The histopathological characteristics of Alzheimer's disease (AD) are amyloid-ß (Aß) containing plaques and neurofibrillary tangles (NFTs) as well as neuronal and synaptic loss. Until today, the underlying mechanisms of the interplay of plaques and tangles remained unresolved. There is increasing evidence that mitochondrial dysfunction might be a possible link, as revealed by studies in several APP and tau transgenic mouse models. Recently, we examined mitochondrial function in a novel triple transgenic mouse model (pR5/APP/PS2) - triple AD mice - that combines both pathological features of the disease in brain. Comparative, quantitative proteomics (iTRAQ) and mass spectroscopy studies are combined with functional analysis of mitochondria. Mitochondrial respiration is studied with a high-resolution respirometry system (Oxygraph-2k). In addition, enzyme activities of complexes I and IV are determined with spectrophotometric and colorimetric assays. ROS levels, mitochondria membrane potential and ATP levels are determined in cortical brain cells from the mice using fluorescence and bioluminescence assays. We found a massive deregulation of 24 proteins, of which one third were mitochondrial proteins mainly related to complexes I and IV of the oxidative phosphorylation system (OXPHOS).
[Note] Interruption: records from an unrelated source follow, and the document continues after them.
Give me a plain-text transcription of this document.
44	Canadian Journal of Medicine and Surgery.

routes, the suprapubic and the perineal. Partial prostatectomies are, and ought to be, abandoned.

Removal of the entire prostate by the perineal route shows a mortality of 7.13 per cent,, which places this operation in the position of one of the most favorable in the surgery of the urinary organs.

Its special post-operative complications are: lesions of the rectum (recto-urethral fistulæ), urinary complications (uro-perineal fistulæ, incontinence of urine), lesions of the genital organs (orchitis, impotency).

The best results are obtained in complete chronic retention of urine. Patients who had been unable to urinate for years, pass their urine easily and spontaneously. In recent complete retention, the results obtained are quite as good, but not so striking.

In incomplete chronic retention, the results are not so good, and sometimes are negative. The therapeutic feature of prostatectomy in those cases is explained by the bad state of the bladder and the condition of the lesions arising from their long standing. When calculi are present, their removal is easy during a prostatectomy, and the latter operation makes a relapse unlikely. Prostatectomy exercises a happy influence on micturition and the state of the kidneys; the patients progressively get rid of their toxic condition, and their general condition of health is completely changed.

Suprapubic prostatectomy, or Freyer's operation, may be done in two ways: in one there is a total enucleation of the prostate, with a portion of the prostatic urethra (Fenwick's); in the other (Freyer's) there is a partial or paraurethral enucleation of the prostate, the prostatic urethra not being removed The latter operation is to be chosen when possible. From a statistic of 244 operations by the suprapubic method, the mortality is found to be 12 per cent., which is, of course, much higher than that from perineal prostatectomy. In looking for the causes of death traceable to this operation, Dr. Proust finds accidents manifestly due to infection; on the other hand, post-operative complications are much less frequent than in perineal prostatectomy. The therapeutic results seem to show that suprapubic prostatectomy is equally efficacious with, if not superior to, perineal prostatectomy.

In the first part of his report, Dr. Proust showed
Remarkably, deregulation of complex I was related to tau, whereas deregulation of complex IV was Aß dependent, both at the protein and activity levels. The triple AD mice showed synergistic effects of Aß and tau already at the age of 8 months, resulting in a depolarized mitochondrial membrane potential. At 12 months, the strongest defects on OXPHOS, synthesis of ATP and reactive oxygen species were exhibited in the triple AD mice. Our results suggest that the effects of pathological Aß and tau aggregates converge synergistically on mitochondria in a region-specific manner. These studies may lead to the exploitation of mitochondrial targets for the development of treatments for AD.